Ninguém fala do Chile?

          NESTE ano ocorreram mais de trinta explosões e atentados no Chile, todos eles atribuídos a “grupos terroristas”. A última explosão ocorreu em Santiago, na madrugada do dia 25 de setembro, e deixou um homem morto. As autoridades não conseguem explicar o porquê desses “atentados terroristas”, uma vez que não consta a existência de grupos armados no Chile nem tampouco qualquer relação do país com grupos ou causas do terrorismo internacional.

         Além dos atentados, é fato também que os estudantes chilenos estão nas ruas, mobilizados em enormes protestos contra a política educacional do país vizinho. As reivindicações dos estudantes incorporaram outras pautas da população, especialmente a agenda ligada à melhoria dos serviços públicos, à nacionalização do cobre e às políticas de saúde, previdência e moradia popular.

            Mas é esquisito como as mídias, brasileira e internacional, que não se cansam de mostrar os problemas da Venezuela, escondem os problemas do Chile! Por que é que os brasileiros, por exemplo, conhecem tanto as mazelas do povo venezuelano e os “desmandos do chavismo”, a ponto de odiarem Hugo Chávez, mas não conhecem nada sobre as dificuldades e as reações violentas do povo chileno, nem sobre as “estrepolias neoliberais” dos ex-presidentes Ricardo Lagos e Sebastián Piñera?

            É que o Chile se transformou no “queridinho” da mídia conservadora e burguesa porque os governos de direita nesse país andino, desde os tempos de Pinochet com os “chicago-boys” nos anos 1970, sempre se submeteram obedientemente aos interesses e às ordens dos Estados Unidos, do “Consenso de Washington” e do neoliberalismo; sempre se submeteu à “bíblia” que endeusou o “mercado livre” e devastou os direitos sociais na América Latina.

          Aliás, Chile, México, Colômbia e Peru, que fundaram a chamada “Aliança do Pacífico” sob a influência (ou sob o comando) dos norte-americanos para enfraquecer o Mercosul,  a Celac e a Unasul, são os grandes “queridinhos” da mídia conservadora – os grandes exemplos de política econômica bem-sucedida; porque bem alinhada aos interesses do Norte imperialista.

               O Chile é frequentemente apresentado como um verdadeiro sucesso das políticas neoliberais de mercado. Ou seja, escancarou sua economia ao capital estrangeiro; abandonou a indústria nacional insistindo no extrativismo primário da exportação de commodities; desnacionalizou o cobre chileno cuja reserva representa 1/3 das reservas mundiais; privatizou empresas estatais e bancos públicos; e chegou mesmo a privatizar completamente os direitos fundamentais à saúde, à educação superior, à moradia e previdência social.

             Tudo isso ficou entregue ao “livre jogo do mercado”, cujo objetivo central não é assegurar os direitos de ninguém, pois os objetivos do mercado são confessadamente apenas o lucro e a acumulação. Assim, quando direitos fundamentais viram “mercadorias”, dessas que se adquirem no próprio mercado, apenas os “cidadãos consumidores” é que terão tais direitos atendidos. Os demais, isto é, os pobres, os excluídos e miseráveis, que nada podem comprar, serão sempre uma espécie de peso-morto para o neoliberalismo mercantilista e seus comparsas.

              É por isso que o povo chileno já disse “não” às políticas neoliberais elegendo duas vezes a socialista Michelle Bachelet – que pouco tem conseguido fazer; é por isso que esse mesmo povo está protestando nas ruas, junto com o movimento estudantil, contra as consequências do neoliberalismo; e é certamente por essas mesmas razões que dezenas de bombas já explodiram no Chile junto com os protestos populares.

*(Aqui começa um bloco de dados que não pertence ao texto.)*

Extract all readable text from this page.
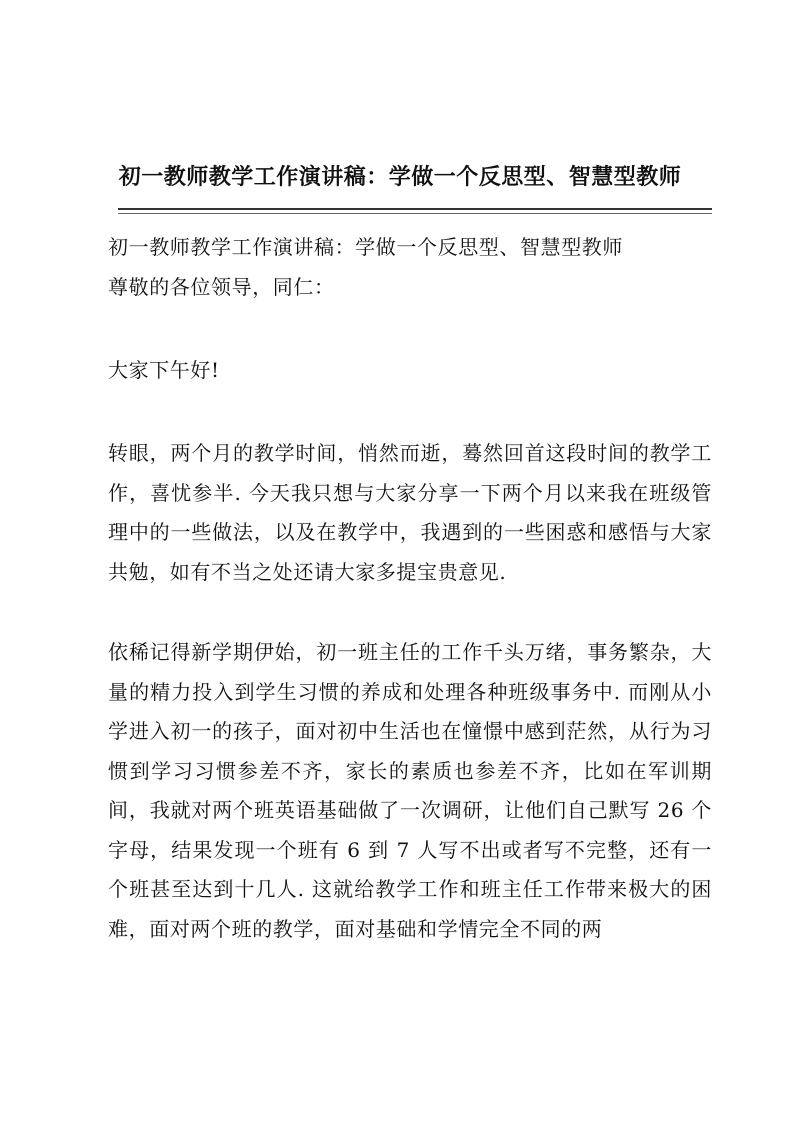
初一教师教学工作演讲稿：学做一个反思型、智慧型教师

初一教师教学工作演讲稿：学做一个反思型、智慧型教师

尊敬的各位领导，同仁：

大家下午好!

转眼，两个月的教学时间，悄然而逝，蓦然回首这段时间的教学工作，喜忧参半. 今天我只想与大家分享一下两个月以来我在班级管理中的一些做法，以及在教学中，我遇到的一些困惑和感悟与大家共勉，如有不当之处还请大家多提宝贵意见.

依稀记得新学期伊始，初一班主任的工作千头万绪，事务繁杂，大量的精力投入到学生习惯的养成和处理各种班级事务中. 而刚从小学进入初一的孩子，面对初中生活也在憧憬中感到茫然，从行为习惯到学习习惯参差不齐，家长的素质也参差不齐，比如在军训期间，我就对两个班英语基础做了一次调研，让他们自己默写 26 个字母，结果发现一个班有 6 到 7 人写不出或者写不完整，还有一个班甚至达到十几人. 这就给教学工作和班主任工作带来极大的困难，面对两个班的教学，面对基础和学情完全不同的两
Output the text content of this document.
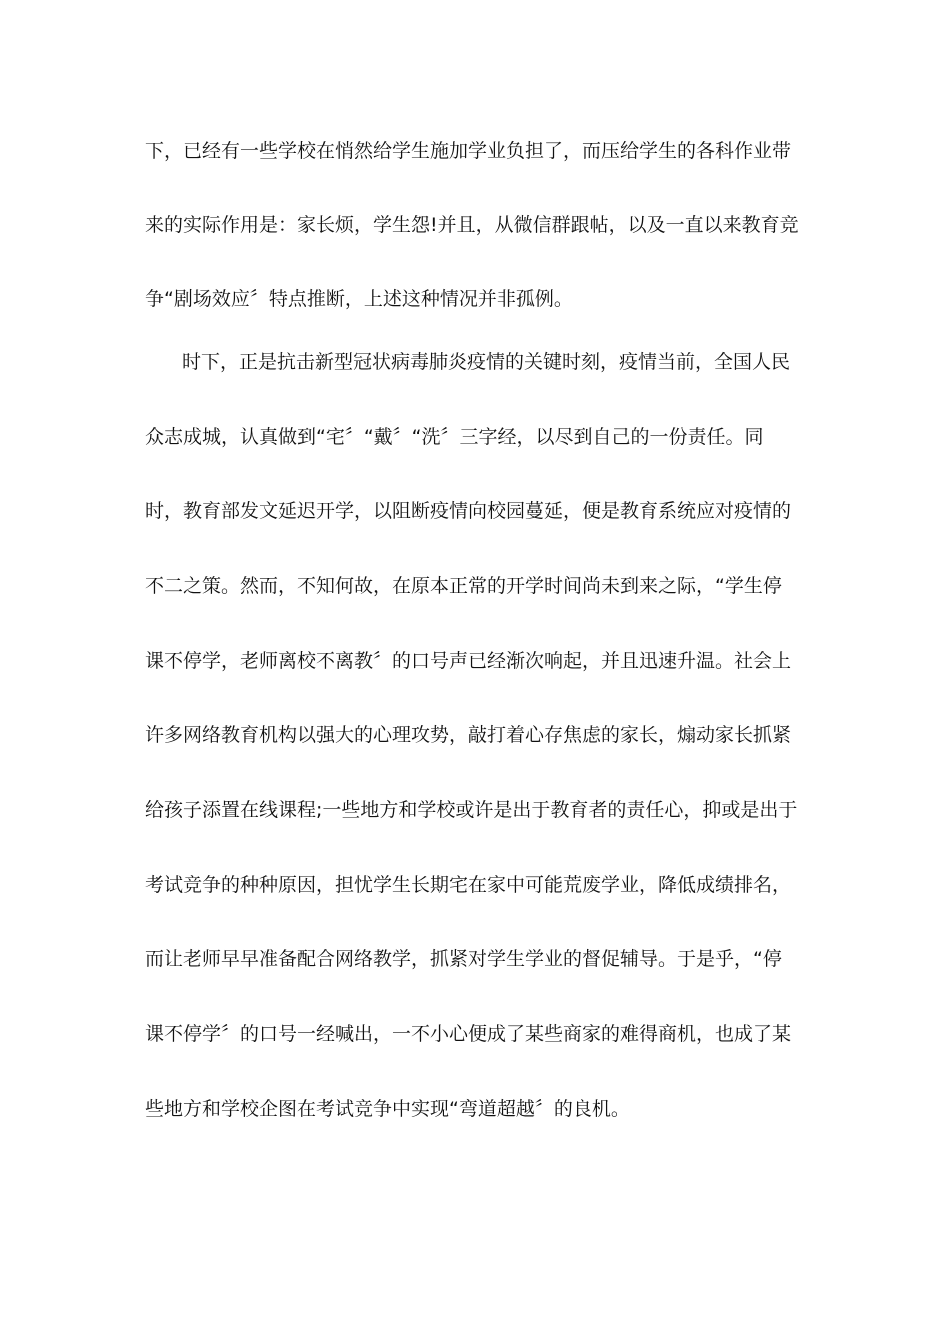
下，已经有一些学校在悄然给学生施加学业负担了，而压给学生的各科作业带
来的实际作用是：家长烦，学生怨!并且，从微信群跟帖，以及一直以来教育竞
争“剧场效应〞特点推断，上述这种情况并非孤例。
时下，正是抗击新型冠状病毒肺炎疫情的关键时刻，疫情当前，全国人民
众志成城，认真做到“宅〞“戴〞“洗〞三字经，以尽到自己的一份责任。同
时，教育部发文延迟开学，以阻断疫情向校园蔓延，便是教育系统应对疫情的
不二之策。然而，不知何故，在原本正常的开学时间尚未到来之际，“学生停
课不停学，老师离校不离教〞的口号声已经渐次响起，并且迅速升温。社会上
许多网络教育机构以强大的心理攻势，敲打着心存焦虑的家长，煽动家长抓紧
给孩子添置在线课程;一些地方和学校或许是出于教育者的责任心，抑或是出于
考试竞争的种种原因，担忧学生长期宅在家中可能荒废学业，降低成绩排名，
而让老师早早准备配合网络教学，抓紧对学生学业的督促辅导。于是乎，“停
课不停学〞的口号一经喊出，一不小心便成了某些商家的难得商机，也成了某
些地方和学校企图在考试竞争中实现“弯道超越〞的良机。
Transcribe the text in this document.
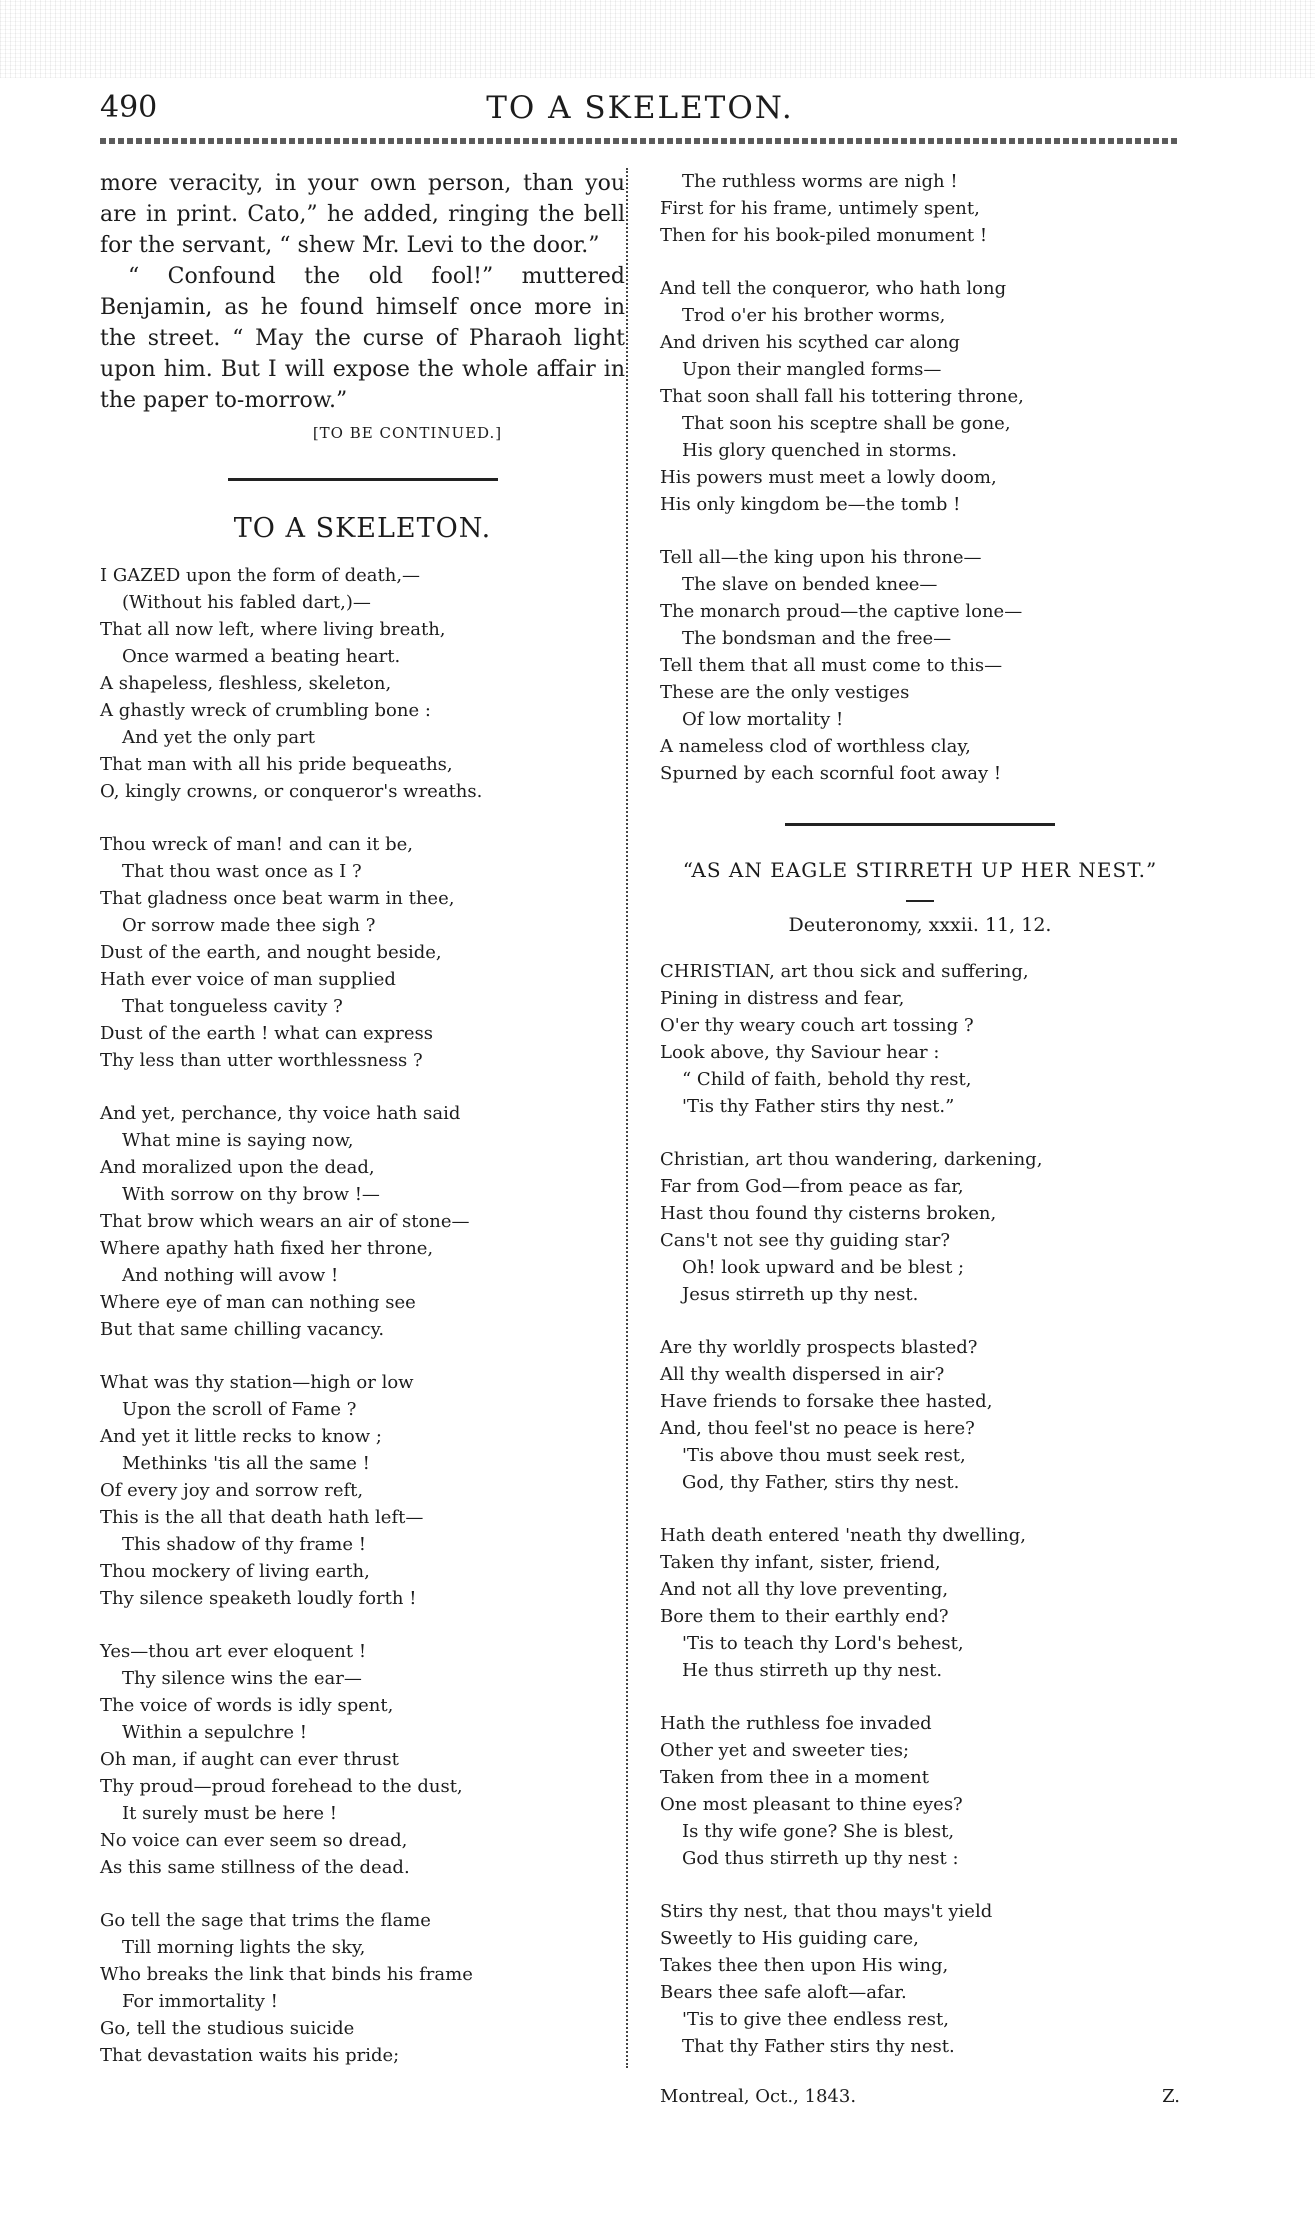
490	TO A SKELETON.

more veracity, in your own person, than you are in print. Cato,” he added, ringing the bell for the servant, “ shew Mr. Levi to the door.”

“ Confound the old fool!” muttered Benjamin, as he found himself once more in the street. “ May the curse of Pharaoh light upon him. But I will expose the whole affair in the paper to-morrow.”

[TO BE CONTINUED.]
TO A SKELETON.
I GAZED upon the form of death,—
(Without his fabled dart,)—
That all now left, where living breath,
Once warmed a beating heart.
A shapeless, fleshless, skeleton,
A ghastly wreck of crumbling bone :
And yet the only part
That man with all his pride bequeaths,
O, kingly crowns, or conqueror's wreaths.
Thou wreck of man! and can it be,
That thou wast once as I ?
That gladness once beat warm in thee,
Or sorrow made thee sigh ?
Dust of the earth, and nought beside,
Hath ever voice of man supplied
That tongueless cavity ?
Dust of the earth ! what can express
Thy less than utter worthlessness ?
And yet, perchance, thy voice hath said
What mine is saying now,
And moralized upon the dead,
With sorrow on thy brow !—
That brow which wears an air of stone—
Where apathy hath fixed her throne,
And nothing will avow !
Where eye of man can nothing see
But that same chilling vacancy.
What was thy station—high or low
Upon the scroll of Fame ?
And yet it little recks to know ;
Methinks 'tis all the same !
Of every joy and sorrow reft,
This is the all that death hath left—
This shadow of thy frame !
Thou mockery of living earth,
Thy silence speaketh loudly forth !
Yes—thou art ever eloquent !
Thy silence wins the ear—
The voice of words is idly spent,
Within a sepulchre !
Oh man, if aught can ever thrust
Thy proud—proud forehead to the dust,
It surely must be here !
No voice can ever seem so dread,
As this same stillness of the dead.
Go tell the sage that trims the flame
Till morning lights the sky,
Who breaks the link that binds his frame
For immortality !
Go, tell the studious suicide
That devastation waits his pride;
The ruthless worms are nigh !
First for his frame, untimely spent,
Then for his book-piled monument !
And tell the conqueror, who hath long
Trod o'er his brother worms,
And driven his scythed car along
Upon their mangled forms—
That soon shall fall his tottering throne,
That soon his sceptre shall be gone,
His glory quenched in storms.
His powers must meet a lowly doom,
His only kingdom be—the tomb !
Tell all—the king upon his throne—
The slave on bended knee—
The monarch proud—the captive lone—
The bondsman and the free—
Tell them that all must come to this—
These are the only vestiges
Of low mortality !
A nameless clod of worthless clay,
Spurned by each scornful foot away !
“AS AN EAGLE STIRRETH UP HER NEST.”
Deuteronomy, xxxii. 11, 12.
CHRISTIAN, art thou sick and suffering,
Pining in distress and fear,
O'er thy weary couch art tossing ?
Look above, thy Saviour hear :
“ Child of faith, behold thy rest,
'Tis thy Father stirs thy nest.”
Christian, art thou wandering, darkening,
Far from God—from peace as far,
Hast thou found thy cisterns broken,
Cans't not see thy guiding star?
Oh! look upward and be blest ;
Jesus stirreth up thy nest.
Are thy worldly prospects blasted?
All thy wealth dispersed in air?
Have friends to forsake thee hasted,
And, thou feel'st no peace is here?
'Tis above thou must seek rest,
God, thy Father, stirs thy nest.
Hath death entered 'neath thy dwelling,
Taken thy infant, sister, friend,
And not all thy love preventing,
Bore them to their earthly end?
'Tis to teach thy Lord's behest,
He thus stirreth up thy nest.
Hath the ruthless foe invaded
Other yet and sweeter ties;
Taken from thee in a moment
One most pleasant to thine eyes?
Is thy wife gone? She is blest,
God thus stirreth up thy nest :
Stirs thy nest, that thou mays't yield
Sweetly to His guiding care,
Takes thee then upon His wing,
Bears thee safe aloft—afar.
'Tis to give thee endless rest,
That thy Father stirs thy nest.
Montreal, Oct., 1843.	Z.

           Agora, depois de apresentar a economia chilena neoliberal como um “primor de política macroeconômica”, depois de apontar o Chile como modelo a ser seguido pelos demais países da Latino América, a mídia conservadora e seus “economistas midiáticos”, do Brasil e do exterior, têm de “enfiar a viola no saco” e fazer muita ginástica para esconder a frustração do povo chileno, as bombas e o estridente fracasso das políticas neoliberais naquele país.